Entre le chômage forcé et le couvre feu à 18h, les occasions de boire plus tôt qu'à l'accoutumé sont légion. On peut le lire de deux manières : soit nous sommes devenus anglais.es, soit nous sommes déprimés. J'opterais pour la première option... Des bières à la va-vite, des psychotropes à foison, de l'herbe en gâteau, en cône, en bang, on s'évade comme on peut. L'article du Monde d'aujourd'hui montre que les vendeurs de drogue se sont adaptés, se sont numérisés en mode start up Nation ; vive Dealiveroo (elle est pas de moi, mais c'est de la bonne), par temps de Covid ils sont clairement un commerce essentiel. Alcool, shit ou médocs, chacun choisit la camisole qui lui va, mais on sent bien au bout d'un an de privation qu'il nous faut un mur pour rendre la réalité acceptable. Un peu comme Pink Floyd qui mettait The Wall entre le mur et eux en 1970 et deux ans plus tard tournait Live At Pompei en se faisant un concert sans public dans un décor antique et somptueux. Une folie acceptable. Aujourd'hui, nous sommes tous comme Pink Floyd, les revenus en moins (c'est ballot). Les applaudissements enregistrés dans les stades de foot pour ne pas trop perturber les joueurs (les joueuses sont punies, elles jouent beaucoup moins...), les musicen.nes qui parlent à un écran à la fin de leurs concerts live streamés, les visites de musées par Google, on ne compte plus les expériences déshumanisées, déréalisées, qui sont notre lot quotidien depuis un an.  
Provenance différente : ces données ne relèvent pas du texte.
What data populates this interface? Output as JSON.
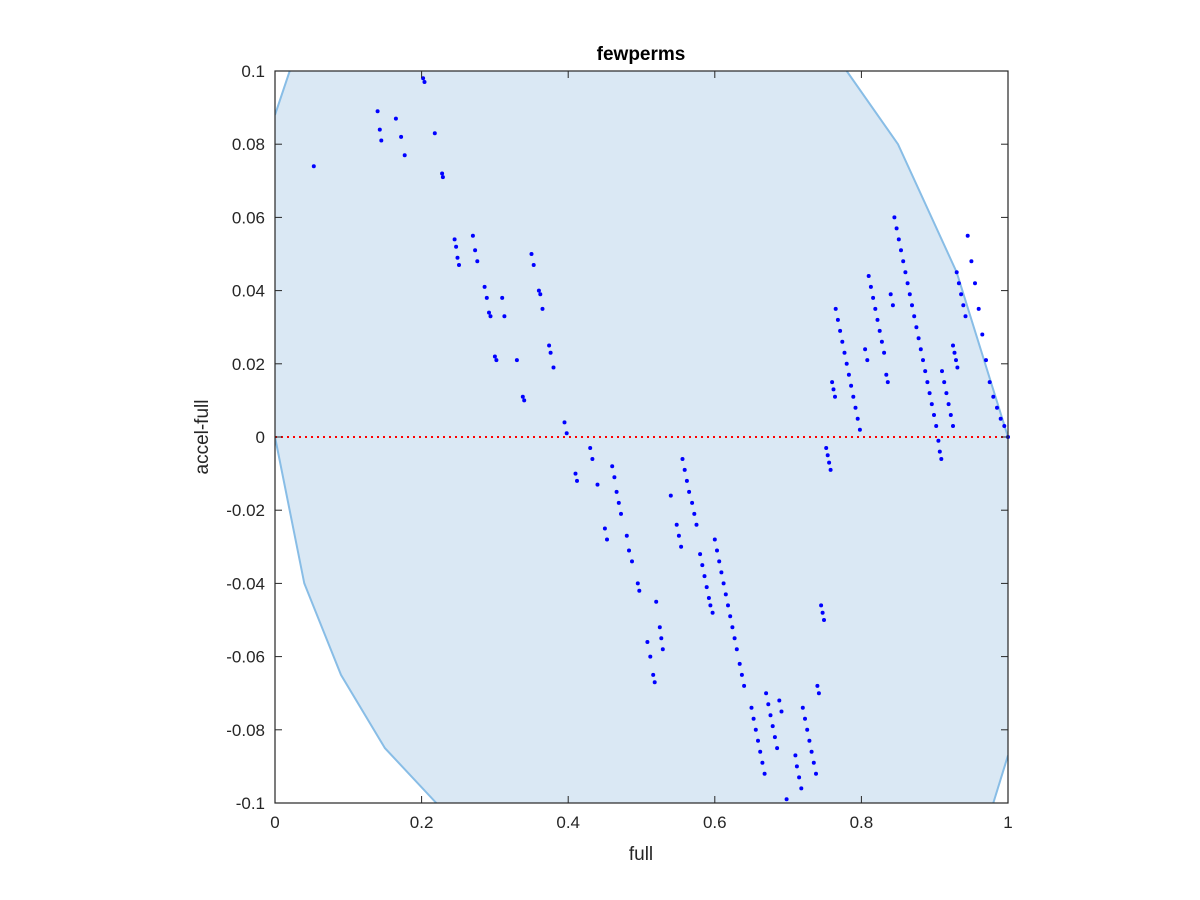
{
  "chart_data": {
    "type": "scatter",
    "title": "fewperms",
    "xlabel": "full",
    "ylabel": "accel-full",
    "xlim": [
      0,
      1
    ],
    "ylim": [
      -0.1,
      0.1
    ],
    "xticks": [
      "0",
      "0.2",
      "0.4",
      "0.6",
      "0.8",
      "1"
    ],
    "xtick_values": [
      0,
      0.2,
      0.4,
      0.6,
      0.8,
      1
    ],
    "yticks": [
      "0.1",
      "0.08",
      "0.06",
      "0.04",
      "0.02",
      "0",
      "-0.02",
      "-0.04",
      "-0.06",
      "-0.08",
      "-0.1"
    ],
    "ytick_values": [
      0.1,
      0.08,
      0.06,
      0.04,
      0.02,
      0,
      -0.02,
      -0.04,
      -0.06,
      -0.08,
      -0.1
    ],
    "grid": false,
    "reference_line": {
      "y": 0,
      "style": "dotted",
      "color": "#ff0000"
    },
    "region": {
      "fill": "#dae8f4",
      "stroke": "#88bde6",
      "left_boundary": [
        [
          0,
          0
        ],
        [
          0.04,
          -0.04
        ],
        [
          0.09,
          -0.065
        ],
        [
          0.15,
          -0.085
        ],
        [
          0.22,
          -0.1
        ]
      ],
      "right_boundary": [
        [
          0.78,
          0.1
        ],
        [
          0.85,
          0.08
        ],
        [
          0.93,
          0.045
        ],
        [
          1,
          0
        ]
      ],
      "top_left_corner": [
        [
          0,
          0.088
        ],
        [
          0.02,
          0.1
        ]
      ],
      "bottom_right_corner": [
        [
          0.98,
          -0.1
        ],
        [
          1,
          -0.087
        ]
      ]
    },
    "point_color": "#0000ff",
    "series": [
      {
        "points": [
          [
            0.053,
            0.074
          ],
          [
            0.14,
            0.089
          ],
          [
            0.143,
            0.084
          ],
          [
            0.145,
            0.081
          ],
          [
            0.165,
            0.087
          ],
          [
            0.172,
            0.082
          ],
          [
            0.177,
            0.077
          ],
          [
            0.202,
            0.098
          ],
          [
            0.204,
            0.097
          ],
          [
            0.218,
            0.083
          ],
          [
            0.228,
            0.072
          ],
          [
            0.229,
            0.071
          ],
          [
            0.245,
            0.054
          ],
          [
            0.247,
            0.052
          ],
          [
            0.249,
            0.049
          ],
          [
            0.251,
            0.047
          ],
          [
            0.27,
            0.055
          ],
          [
            0.273,
            0.051
          ],
          [
            0.276,
            0.048
          ],
          [
            0.286,
            0.041
          ],
          [
            0.289,
            0.038
          ],
          [
            0.292,
            0.034
          ],
          [
            0.294,
            0.033
          ],
          [
            0.3,
            0.022
          ],
          [
            0.302,
            0.021
          ],
          [
            0.31,
            0.038
          ],
          [
            0.313,
            0.033
          ],
          [
            0.33,
            0.021
          ],
          [
            0.338,
            0.011
          ],
          [
            0.34,
            0.01
          ],
          [
            0.35,
            0.05
          ],
          [
            0.353,
            0.047
          ],
          [
            0.36,
            0.04
          ],
          [
            0.362,
            0.039
          ],
          [
            0.365,
            0.035
          ],
          [
            0.374,
            0.025
          ],
          [
            0.376,
            0.023
          ],
          [
            0.38,
            0.019
          ],
          [
            0.395,
            0.004
          ],
          [
            0.398,
            0.001
          ],
          [
            0.41,
            -0.01
          ],
          [
            0.412,
            -0.012
          ],
          [
            0.43,
            -0.003
          ],
          [
            0.433,
            -0.006
          ],
          [
            0.44,
            -0.013
          ],
          [
            0.45,
            -0.025
          ],
          [
            0.453,
            -0.028
          ],
          [
            0.46,
            -0.008
          ],
          [
            0.463,
            -0.011
          ],
          [
            0.466,
            -0.015
          ],
          [
            0.469,
            -0.018
          ],
          [
            0.472,
            -0.021
          ],
          [
            0.48,
            -0.027
          ],
          [
            0.483,
            -0.031
          ],
          [
            0.487,
            -0.034
          ],
          [
            0.495,
            -0.04
          ],
          [
            0.497,
            -0.042
          ],
          [
            0.508,
            -0.056
          ],
          [
            0.512,
            -0.06
          ],
          [
            0.516,
            -0.065
          ],
          [
            0.518,
            -0.067
          ],
          [
            0.52,
            -0.045
          ],
          [
            0.525,
            -0.052
          ],
          [
            0.527,
            -0.055
          ],
          [
            0.529,
            -0.058
          ],
          [
            0.54,
            -0.016
          ],
          [
            0.548,
            -0.024
          ],
          [
            0.551,
            -0.027
          ],
          [
            0.554,
            -0.03
          ],
          [
            0.556,
            -0.006
          ],
          [
            0.559,
            -0.009
          ],
          [
            0.562,
            -0.012
          ],
          [
            0.565,
            -0.015
          ],
          [
            0.569,
            -0.018
          ],
          [
            0.572,
            -0.021
          ],
          [
            0.575,
            -0.024
          ],
          [
            0.58,
            -0.032
          ],
          [
            0.583,
            -0.035
          ],
          [
            0.586,
            -0.038
          ],
          [
            0.589,
            -0.041
          ],
          [
            0.592,
            -0.044
          ],
          [
            0.594,
            -0.046
          ],
          [
            0.597,
            -0.048
          ],
          [
            0.6,
            -0.028
          ],
          [
            0.603,
            -0.031
          ],
          [
            0.606,
            -0.034
          ],
          [
            0.609,
            -0.037
          ],
          [
            0.612,
            -0.04
          ],
          [
            0.615,
            -0.043
          ],
          [
            0.618,
            -0.046
          ],
          [
            0.621,
            -0.049
          ],
          [
            0.624,
            -0.052
          ],
          [
            0.627,
            -0.055
          ],
          [
            0.63,
            -0.058
          ],
          [
            0.634,
            -0.062
          ],
          [
            0.637,
            -0.065
          ],
          [
            0.64,
            -0.068
          ],
          [
            0.65,
            -0.074
          ],
          [
            0.653,
            -0.077
          ],
          [
            0.656,
            -0.08
          ],
          [
            0.659,
            -0.083
          ],
          [
            0.662,
            -0.086
          ],
          [
            0.665,
            -0.089
          ],
          [
            0.668,
            -0.092
          ],
          [
            0.67,
            -0.07
          ],
          [
            0.673,
            -0.073
          ],
          [
            0.676,
            -0.076
          ],
          [
            0.679,
            -0.079
          ],
          [
            0.682,
            -0.082
          ],
          [
            0.685,
            -0.085
          ],
          [
            0.688,
            -0.072
          ],
          [
            0.691,
            -0.075
          ],
          [
            0.698,
            -0.099
          ],
          [
            0.71,
            -0.087
          ],
          [
            0.712,
            -0.09
          ],
          [
            0.715,
            -0.093
          ],
          [
            0.718,
            -0.096
          ],
          [
            0.72,
            -0.074
          ],
          [
            0.723,
            -0.077
          ],
          [
            0.726,
            -0.08
          ],
          [
            0.729,
            -0.083
          ],
          [
            0.732,
            -0.086
          ],
          [
            0.735,
            -0.089
          ],
          [
            0.738,
            -0.092
          ],
          [
            0.74,
            -0.068
          ],
          [
            0.742,
            -0.07
          ],
          [
            0.745,
            -0.046
          ],
          [
            0.747,
            -0.048
          ],
          [
            0.749,
            -0.05
          ],
          [
            0.752,
            -0.003
          ],
          [
            0.754,
            -0.005
          ],
          [
            0.756,
            -0.007
          ],
          [
            0.758,
            -0.009
          ],
          [
            0.76,
            0.015
          ],
          [
            0.762,
            0.013
          ],
          [
            0.764,
            0.011
          ],
          [
            0.765,
            0.035
          ],
          [
            0.768,
            0.032
          ],
          [
            0.771,
            0.029
          ],
          [
            0.774,
            0.026
          ],
          [
            0.777,
            0.023
          ],
          [
            0.78,
            0.02
          ],
          [
            0.783,
            0.017
          ],
          [
            0.786,
            0.014
          ],
          [
            0.789,
            0.011
          ],
          [
            0.792,
            0.008
          ],
          [
            0.795,
            0.005
          ],
          [
            0.798,
            0.002
          ],
          [
            0.805,
            0.024
          ],
          [
            0.808,
            0.021
          ],
          [
            0.81,
            0.044
          ],
          [
            0.813,
            0.041
          ],
          [
            0.816,
            0.038
          ],
          [
            0.819,
            0.035
          ],
          [
            0.822,
            0.032
          ],
          [
            0.825,
            0.029
          ],
          [
            0.828,
            0.026
          ],
          [
            0.831,
            0.023
          ],
          [
            0.834,
            0.017
          ],
          [
            0.836,
            0.015
          ],
          [
            0.84,
            0.039
          ],
          [
            0.843,
            0.036
          ],
          [
            0.845,
            0.06
          ],
          [
            0.848,
            0.057
          ],
          [
            0.851,
            0.054
          ],
          [
            0.854,
            0.051
          ],
          [
            0.857,
            0.048
          ],
          [
            0.86,
            0.045
          ],
          [
            0.863,
            0.042
          ],
          [
            0.866,
            0.039
          ],
          [
            0.869,
            0.036
          ],
          [
            0.872,
            0.033
          ],
          [
            0.875,
            0.03
          ],
          [
            0.878,
            0.027
          ],
          [
            0.881,
            0.024
          ],
          [
            0.884,
            0.021
          ],
          [
            0.887,
            0.018
          ],
          [
            0.89,
            0.015
          ],
          [
            0.893,
            0.012
          ],
          [
            0.896,
            0.009
          ],
          [
            0.899,
            0.006
          ],
          [
            0.902,
            0.003
          ],
          [
            0.905,
            -0.001
          ],
          [
            0.907,
            -0.004
          ],
          [
            0.909,
            -0.006
          ],
          [
            0.91,
            0.018
          ],
          [
            0.913,
            0.015
          ],
          [
            0.916,
            0.012
          ],
          [
            0.919,
            0.009
          ],
          [
            0.922,
            0.006
          ],
          [
            0.925,
            0.003
          ],
          [
            0.925,
            0.025
          ],
          [
            0.927,
            0.023
          ],
          [
            0.929,
            0.021
          ],
          [
            0.931,
            0.019
          ],
          [
            0.93,
            0.045
          ],
          [
            0.933,
            0.042
          ],
          [
            0.936,
            0.039
          ],
          [
            0.939,
            0.036
          ],
          [
            0.942,
            0.033
          ],
          [
            0.945,
            0.055
          ],
          [
            0.95,
            0.048
          ],
          [
            0.955,
            0.042
          ],
          [
            0.96,
            0.035
          ],
          [
            0.965,
            0.028
          ],
          [
            0.97,
            0.021
          ],
          [
            0.975,
            0.015
          ],
          [
            0.98,
            0.011
          ],
          [
            0.985,
            0.008
          ],
          [
            0.99,
            0.005
          ],
          [
            0.995,
            0.003
          ],
          [
            1.0,
            0.0
          ]
        ]
      }
    ]
  }
}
Le grand succès littéraire de la rentrée de septembre dernier, c'était "Yoga" dans lequel Carrère narrait sa dépression, le succès inattendu de "à la folie" de Joy Sorman en janvier souligne notre envie d'aller voir chez celles et ceux qui sont reconnus comme folles et fous sans parler, bien sûr, du gigantesque succès d'audience rencontré par "En thérapie" qui s'explique sans doute en partie par le besoin qu'on a de se dire que vider son sac est plus que jamais légitime en ce moment... Comme il paraît qu'il faut toujours trouver des lueurs d'espérance dans les crises, je me dis qu'on savait déjà que nous sommes tous le con.ne de quelqu'un, nous sommes désormais toutes et tous les folles et fous de tout le monde. Quel progrès.